The list goes on and on, including Integral, Anusara, Shivananda, Kripalu and Jivamukti, to name a few more. New styles and schools will continue to change and develop to meet the modern man’s demands, and how their relation to the traditional Hatha Yoga will be, only time will say. But as of today, besides the ever increasing new options, traditional Hatha Yoga, based on the knowledge of ancient rishis, described in old scriptures and practiced for hundreds of years by devoted yogis is still an option if you are looking to experience the essence of a millenary practice.

Author: Sharon Liao

Sharon was born in Lima, Peru. She studied Clinical Psychology at Pontificia Universidad Católica del Perú -PUCP- (2009). Her traveler spirit took her to discover different cultures around the world, and it was in India were she was introduced to the world of yoga in Hari Hari Peeth ashram in Rishikesh (2010). In 2011 she co-founded Psicomunitaria, a Psychology center in Lima, and taught at PUCP. In the meanwhile, she has continued to deepen her yoga practice, and has learned from teachers in Peru and in Agama Yoga school in Thailand. Also in Thailand, she completed a certification at ITM in traditional Thai massage (2012), a healing art which shares the same roots of yoga, providing her a more profound understanding of energy work.


  1. I didn’t know about Hatha yoga until I read this article, lot of amazing information about this yoga.
    Thanks for sharing it with us.

  2. Pam Brown says:

    I didn’t know about Hatha yoga, what is the advantage of this compared to regular Yoga?

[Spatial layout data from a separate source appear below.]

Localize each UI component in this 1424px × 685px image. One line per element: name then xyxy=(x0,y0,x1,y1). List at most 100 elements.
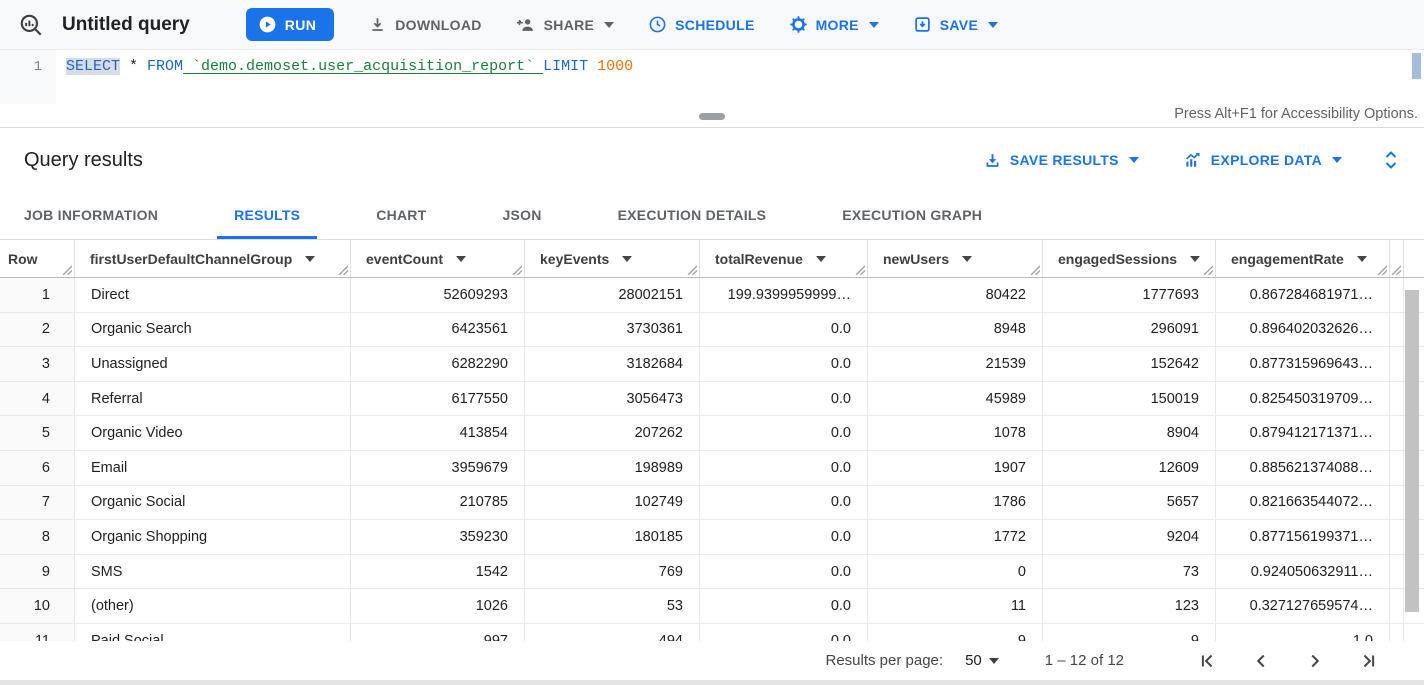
table-cell: 180185 xyxy=(525,520,700,554)
run-play-icon xyxy=(258,15,277,34)
table-cell: 73 xyxy=(1043,555,1216,589)
column-resize-handle-icon[interactable] xyxy=(512,265,522,275)
column-menu-arrow-icon[interactable] xyxy=(1357,256,1367,262)
column-resize-handle-icon[interactable] xyxy=(855,265,865,275)
table-cell-clipped xyxy=(1390,486,1404,520)
column-header-newUsers[interactable]: newUsers xyxy=(868,240,1043,277)
previous-page-button[interactable] xyxy=(1250,650,1272,672)
column-header-totalRevenue[interactable]: totalRevenue xyxy=(700,240,868,277)
save-results-download-icon xyxy=(983,151,1002,170)
table-cell-clipped xyxy=(1390,624,1404,641)
column-resize-handle-icon[interactable] xyxy=(62,265,72,275)
table-cell: Organic Search xyxy=(75,313,351,347)
table-cell: Unassigned xyxy=(75,347,351,381)
person-add-icon xyxy=(516,15,536,35)
column-menu-arrow-icon[interactable] xyxy=(962,256,972,262)
row-number: 11 xyxy=(0,624,75,641)
column-header-engagementRate[interactable]: engagementRate xyxy=(1216,240,1390,277)
table-row: 6Email39596791989890.01907126090.8856213… xyxy=(0,451,1424,486)
last-page-icon xyxy=(1358,650,1380,672)
table-cell: Organic Shopping xyxy=(75,520,351,554)
sql-editor[interactable]: 1 SELECT * FROM `demo.demoset.user_acqui… xyxy=(0,50,1424,104)
column-resize-handle-icon[interactable] xyxy=(1030,265,1040,275)
tab-json[interactable]: JSON xyxy=(485,192,558,239)
last-page-button[interactable] xyxy=(1358,650,1380,672)
run-button[interactable]: RUN xyxy=(246,8,335,41)
page-range-label: 1 – 12 of 12 xyxy=(1045,652,1124,669)
first-page-button[interactable] xyxy=(1196,650,1218,672)
share-button[interactable]: SHARE xyxy=(516,15,615,35)
table-cell: 52609293 xyxy=(351,278,525,312)
horizontal-scrollbar-track[interactable] xyxy=(0,680,1424,685)
table-cell: Organic Social xyxy=(75,486,351,520)
table-cell: 494 xyxy=(525,624,700,641)
column-header-Row[interactable]: Row xyxy=(0,240,75,277)
table-cell: 6282290 xyxy=(351,347,525,381)
table-cell: 102749 xyxy=(525,486,700,520)
table-cell: 198989 xyxy=(525,451,700,485)
column-header-engagedSessions[interactable]: engagedSessions xyxy=(1043,240,1216,277)
table-vertical-scrollbar-thumb[interactable] xyxy=(1405,290,1419,612)
table-cell: 1772 xyxy=(868,520,1043,554)
table-cell: Email xyxy=(75,451,351,485)
table-cell: 0.0 xyxy=(700,347,868,381)
table-cell-clipped xyxy=(1390,555,1404,589)
table-cell-clipped xyxy=(1390,382,1404,416)
sql-keyword-select: SELECT xyxy=(66,58,120,75)
save-results-button[interactable]: SAVE RESULTS xyxy=(983,151,1139,170)
column-header-label: Row xyxy=(8,251,38,267)
table-row: 2Organic Search642356137303610.089482960… xyxy=(0,313,1424,348)
column-menu-arrow-icon[interactable] xyxy=(456,256,466,262)
table-cell: 12609 xyxy=(1043,451,1216,485)
column-header-keyEvents[interactable]: keyEvents xyxy=(525,240,700,277)
explore-data-chart-icon xyxy=(1183,150,1203,170)
table-cell: 0.877156199371… xyxy=(1216,520,1390,554)
row-number: 5 xyxy=(0,416,75,450)
table-cell: 0.821663544072… xyxy=(1216,486,1390,520)
column-menu-arrow-icon[interactable] xyxy=(816,256,826,262)
column-menu-arrow-icon[interactable] xyxy=(622,256,632,262)
pagination-bar: Results per page: 50 1 – 12 of 12 xyxy=(0,641,1424,680)
sql-table-reference[interactable]: `demo.demoset.user_acquisition_report` xyxy=(183,58,543,75)
column-header-eventCount[interactable]: eventCount xyxy=(351,240,525,277)
column-header-firstUserDefaultChannelGroup[interactable]: firstUserDefaultChannelGroup xyxy=(75,240,351,277)
column-header-clipped xyxy=(1390,240,1404,277)
schedule-button[interactable]: SCHEDULE xyxy=(648,15,754,34)
column-resize-handle-icon[interactable] xyxy=(1203,265,1213,275)
tab-chart[interactable]: CHART xyxy=(359,192,443,239)
sql-code-line[interactable]: SELECT * FROM `demo.demoset.user_acquisi… xyxy=(56,50,633,104)
gear-icon xyxy=(789,15,808,34)
tab-execution-details[interactable]: EXECUTION DETAILS xyxy=(601,192,784,239)
column-resize-handle-icon[interactable] xyxy=(687,265,697,275)
tab-results[interactable]: RESULTS xyxy=(217,192,317,239)
table-cell: 1907 xyxy=(868,451,1043,485)
more-button[interactable]: MORE xyxy=(789,15,879,34)
splitter-drag-handle[interactable] xyxy=(699,113,725,120)
column-resize-handle-icon[interactable] xyxy=(1377,265,1387,275)
column-resize-handle-icon[interactable] xyxy=(338,265,348,275)
download-button[interactable]: DOWNLOAD xyxy=(368,15,481,34)
table-cell: 80422 xyxy=(868,278,1043,312)
table-row: 4Referral617755030564730.0459891500190.8… xyxy=(0,382,1424,417)
column-menu-arrow-icon[interactable] xyxy=(1190,256,1200,262)
column-resize-handle-icon[interactable] xyxy=(1391,265,1401,275)
explore-data-button[interactable]: EXPLORE DATA xyxy=(1183,150,1342,170)
collapse-expand-panel-button[interactable] xyxy=(1382,149,1400,171)
row-number: 7 xyxy=(0,486,75,520)
tab-job-information[interactable]: JOB INFORMATION xyxy=(7,192,175,239)
column-header-label: firstUserDefaultChannelGroup xyxy=(90,251,292,267)
column-header-label: engagementRate xyxy=(1231,251,1344,267)
column-header-label: totalRevenue xyxy=(715,251,803,267)
editor-scrollbar-thumb[interactable] xyxy=(1412,53,1421,79)
table-cell: 413854 xyxy=(351,416,525,450)
column-menu-arrow-icon[interactable] xyxy=(305,256,315,262)
page-size-select[interactable]: 50 xyxy=(965,652,999,669)
sql-star: * xyxy=(120,58,147,75)
table-cell: 1026 xyxy=(351,589,525,623)
table-cell: 0.0 xyxy=(700,624,868,641)
tab-execution-graph[interactable]: EXECUTION GRAPH xyxy=(825,192,999,239)
save-button[interactable]: SAVE xyxy=(913,15,998,34)
next-page-button[interactable] xyxy=(1304,650,1326,672)
table-cell: 199.9399959999… xyxy=(700,278,868,312)
bigquery-editor-page: Untitled query RUN DOWNLOAD xyxy=(0,0,1424,685)
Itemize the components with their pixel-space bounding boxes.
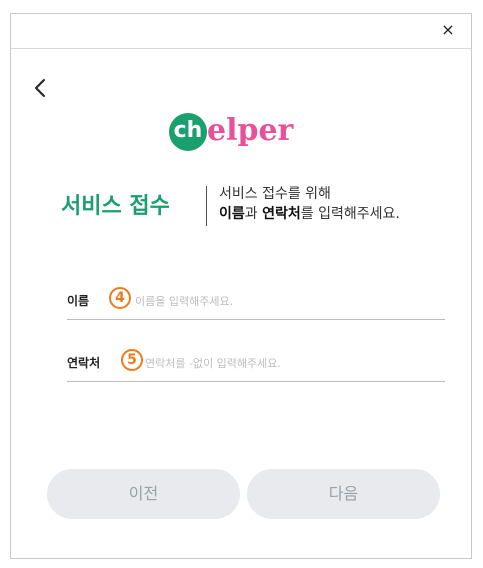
header-desc-line2: 이름과 연락처를 입력해주세요. (219, 204, 400, 224)
name-input[interactable] (135, 288, 415, 314)
chevron-left-icon (35, 79, 45, 97)
phone-field: 연락처 5 (67, 346, 445, 382)
helper-logo: ch elper (169, 110, 319, 154)
header: 서비스 접수 서비스 접수를 위해 이름과 연락처를 입력해주세요. (61, 184, 461, 234)
step-badge-5: 5 (121, 349, 143, 371)
phone-input[interactable] (145, 350, 425, 376)
header-desc-line1: 서비스 접수를 위해 (219, 186, 331, 202)
title-bar: × (11, 14, 471, 49)
logo-badge: ch (169, 113, 207, 151)
logo-text: elper (207, 113, 294, 148)
header-description: 서비스 접수를 위해 이름과 연락처를 입력해주세요. (219, 184, 400, 224)
service-dialog: × ch elper 서비스 접수 서비스 접수를 위해 이름과 연락처를 입력… (10, 13, 472, 559)
desc-bold-phone: 연락처 (262, 206, 301, 222)
logo-badge-text: ch (173, 118, 203, 143)
desc-mid: 과 (244, 206, 263, 222)
header-divider (206, 186, 207, 226)
desc-bold-name: 이름 (219, 206, 245, 222)
name-label: 이름 (67, 294, 90, 308)
next-button[interactable]: 다음 (247, 469, 440, 519)
step-badge-4: 4 (109, 287, 131, 309)
page-title: 서비스 접수 (61, 194, 170, 219)
desc-end: 를 입력해주세요. (300, 206, 400, 222)
back-button[interactable] (31, 76, 51, 100)
name-field: 이름 4 (67, 284, 445, 320)
close-button[interactable]: × (439, 21, 457, 39)
prev-button[interactable]: 이전 (47, 469, 240, 519)
phone-label: 연락처 (67, 356, 101, 370)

    • Hatha Yoga is in fact what people refer to normally as “regular Yoga”. But among “regular Yoga”, nowadays there are many different styles, like the ones I mentioned in the post. Differences between traditional Hatha Yoga and most modern styles is that traditional Hatha Yoga is normally practiced at a slower pace, holding the poses for longer and not forcing one’s body. It’s focus is spiritual evolution using the body as a starting point.